Os anúncios de jornais revelavam a mudança dos hábitos alimentares e a gula dos africanos. E como se vestiam e se comportavam. Analisados por Gilberto Freyre, aprendemos que só atentos ao que pode parecer trivial poderemos tentar adivinhar o dia a dia de uma casa com escravos.
Em nosso meio acadêmico, muitos são os livros que tratam do passado escravagista brasileiro. Algumas obras ressaltam a violência dos senhores e outras chamam a atenção para as formas de resistência empregadas pelos escravos para a preservação de suas culturas.
No entanto, pode-se dizer que um elemento que une as duas tendências historiográficas é o fato de que estudiosos de ambas as correntes utilizaram para a compreensão da realidade dos africanos no Brasil os anúncios publicados em jornais do século 19 que anunciavam a venda, a compra e a fuga de escravos.
Gilberto Freyre foi um dos primeiros intelectuais a alertar para a riqueza desses anúncios como fontes documentais para nos aproximar do universo do cotidiano dos escravos. Esta é uma de suas obras mais instigantes.

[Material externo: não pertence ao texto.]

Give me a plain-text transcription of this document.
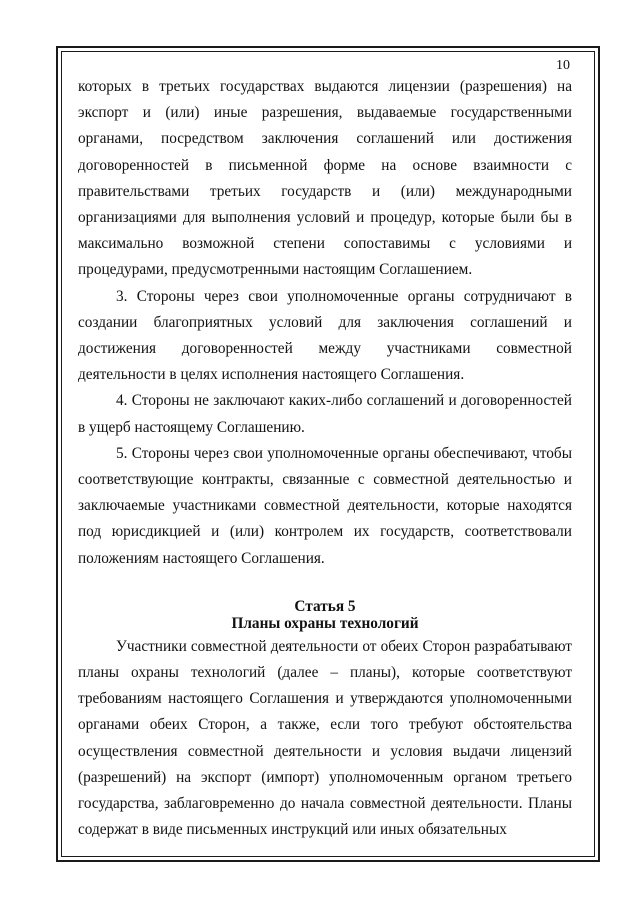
10

которых в третьих государствах выдаются лицензии (разрешения) на экспорт и (или) иные разрешения, выдаваемые государственными органами, посредством заключения соглашений или достижения договоренностей в письменной форме на основе взаимности с правительствами третьих государств и (или) международными организациями для выполнения условий и процедур, которые были бы в максимально возможной степени сопоставимы с условиями и процедурами, предусмотренными настоящим Соглашением.

3. Стороны через свои уполномоченные органы сотрудничают в создании благоприятных условий для заключения соглашений и достижения договоренностей между участниками совместной деятельности в целях исполнения настоящего Соглашения.

4. Стороны не заключают каких-либо соглашений и договоренностей в ущерб настоящему Соглашению.

5. Стороны через свои уполномоченные органы обеспечивают, чтобы соответствующие контракты, связанные с совместной деятельностью и заключаемые участниками совместной деятельности, которые находятся под юрисдикцией и (или) контролем их государств, соответствовали положениям настоящего Соглашения.

Статья 5
Планы охраны технологий

Участники совместной деятельности от обеих Сторон разрабатывают планы охраны технологий (далее – планы), которые соответствуют требованиям настоящего Соглашения и утверждаются уполномоченными органами обеих Сторон, а также, если того требуют обстоятельства осуществления совместной деятельности и условия выдачи лицензий (разрешений) на экспорт (импорт) уполномоченным органом третьего государства, заблаговременно до начала совместной деятельности. Планы содержат в виде письменных инструкций или иных обязательных
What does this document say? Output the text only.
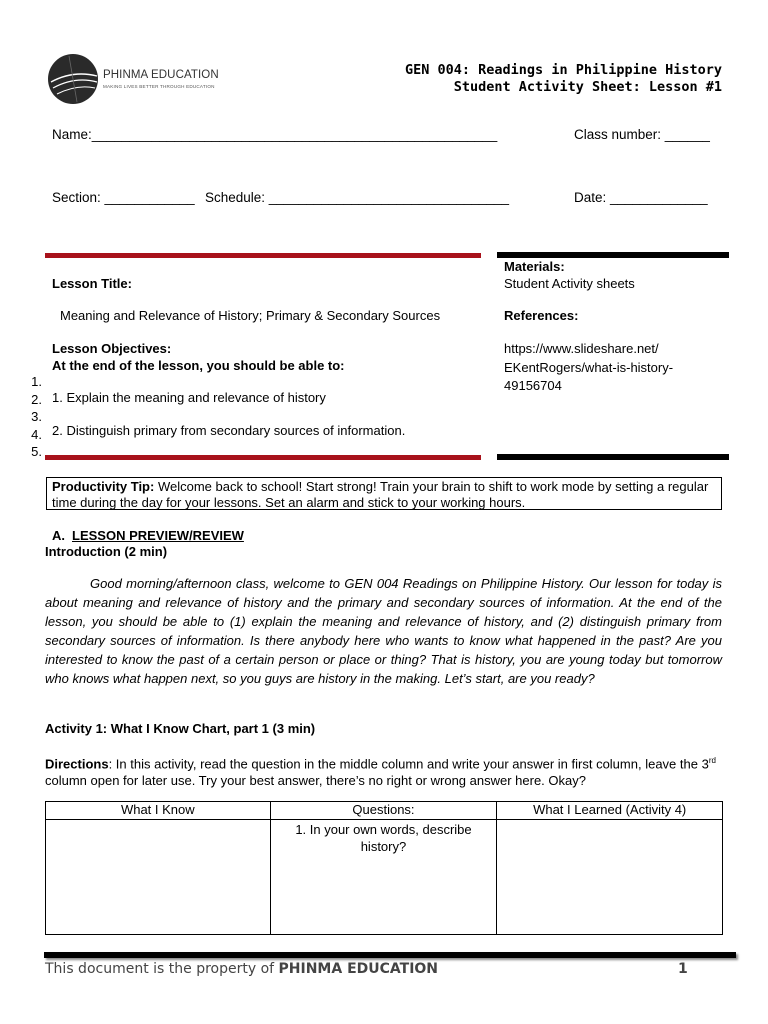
PHINMA EDUCATION
MAKING LIVES BETTER THROUGH EDUCATION
GEN 004: Readings in Philippine History
Student Activity Sheet: Lesson #1
Name:______________________________________________________	Class number: ______
Section: ____________ Schedule: ________________________________	Date: _____________
Lesson Title:
Meaning and Relevance of History; Primary & Secondary Sources
Lesson Objectives:
At the end of the lesson, you should be able to:
1.
2.
3.
4.
5.
1. Explain the meaning and relevance of history
2. Distinguish primary from secondary sources of information.
Materials:
Student Activity sheets
References:
https://www.slideshare.net/
EKentRogers/what-is-history-
49156704
Productivity Tip: Welcome back to school! Start strong! Train your brain to shift to work mode by setting a regular time during the day for your lessons. Set an alarm and stick to your working hours.
A. LESSON PREVIEW/REVIEW
Introduction (2 min)
Good morning/afternoon class, welcome to GEN 004 Readings on Philippine History. Our lesson for today is about meaning and relevance of history and the primary and secondary sources of information. At the end of the lesson, you should be able to (1) explain the meaning and relevance of history, and (2) distinguish primary from secondary sources of information. Is there anybody here who wants to know what happened in the past? Are you interested to know the past of a certain person or place or thing? That is history, you are young today but tomorrow who knows what happen next, so you guys are history in the making. Let’s start, are you ready?
Activity 1: What I Know Chart, part 1 (3 min)
Directions: In this activity, read the question in the middle column and write your answer in first column, leave the 3rd column open for later use. Try your best answer, there’s no right or wrong answer here. Okay?
What I Know	Questions:	What I Learned (Activity 4)

	1. In your own words, describe history?	

This document is the property of PHINMA EDUCATION	1
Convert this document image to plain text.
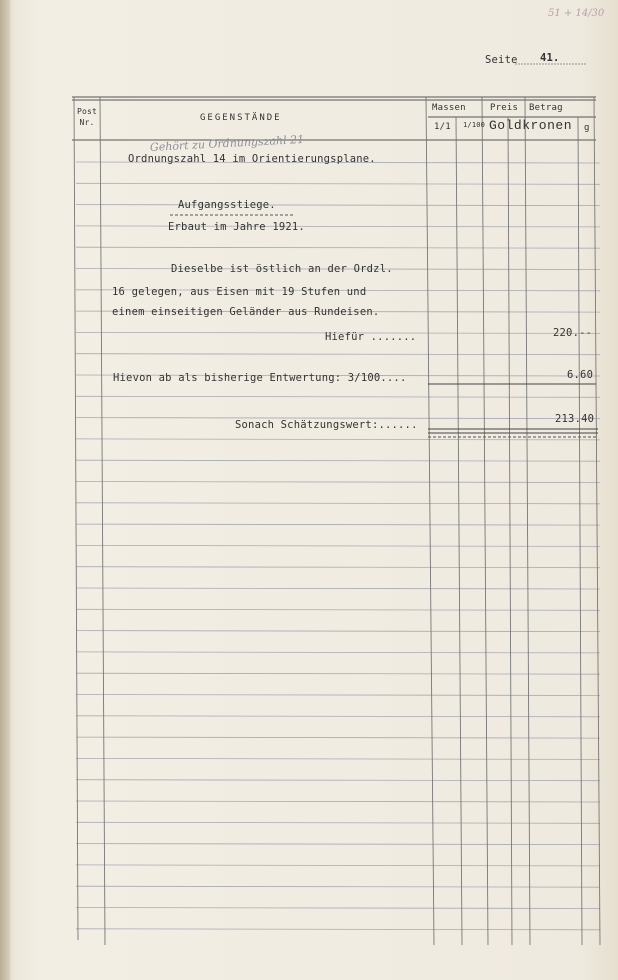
51 + 14/30
Seite 41.
Post Nr.	GEGENSTÄNDE
Massen
1/1 1/100
Preis Betrag
Goldkronen g
Gehört zu Ordnungszahl 21
Ordnungszahl 14 im Orientierungsplane.
Aufgangsstiege.
Erbaut im Jahre 1921.
Dieselbe ist östlich an der Ordzl.
16 gelegen, aus Eisen mit 19 Stufen und
einem einseitigen Geländer aus Rundeisen.
Hiefür .......
Hievon ab als bisherige Entwertung: 3/100....
Sonach Schätzungswert:......
220.--
6.60
213.40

Este livro, editado pela primeira vez em 1961, começou a ser escrito logo depois ou um pouco antes do aparecimento, em fins de 1933, de Casa-grande & senzala. Teve primeiro a forma de uma conferência, “O escravo nos anúncios de jornal do tempo do Império”, feita no Rio de Janeiro, na Sociedade Felipe d’Oliveira, e publicada em número de 1934 da revista Lanterna verde.
A essa conferência seguiu-se, logo depois, uma comunicação, “Deformação de corpo dos negros fugidos”, lida no 1º Congresso Afro-brasileiro do Recife e incluída nos Novos estudos afro-brasileiros, livro no qual se recolheram, em 1937, os trabalhos apresentados àquele encontro.
Destaco as datas para ressaltar o caráter pioneiro desses ensaios de Gilberto Freyre. Ainda que Joaquim Nabuco, numa página de O abolicionismo, se tivesse servido dos anúncios de escravos nos jornais para atacar o regime escravista, ninguém, no Brasil, havia, até então, sobre eles se debruçado como fonte histórica. Nem no Brasil, nem, de forma persistente e metódica, nos Estados Unidos ou na Europa.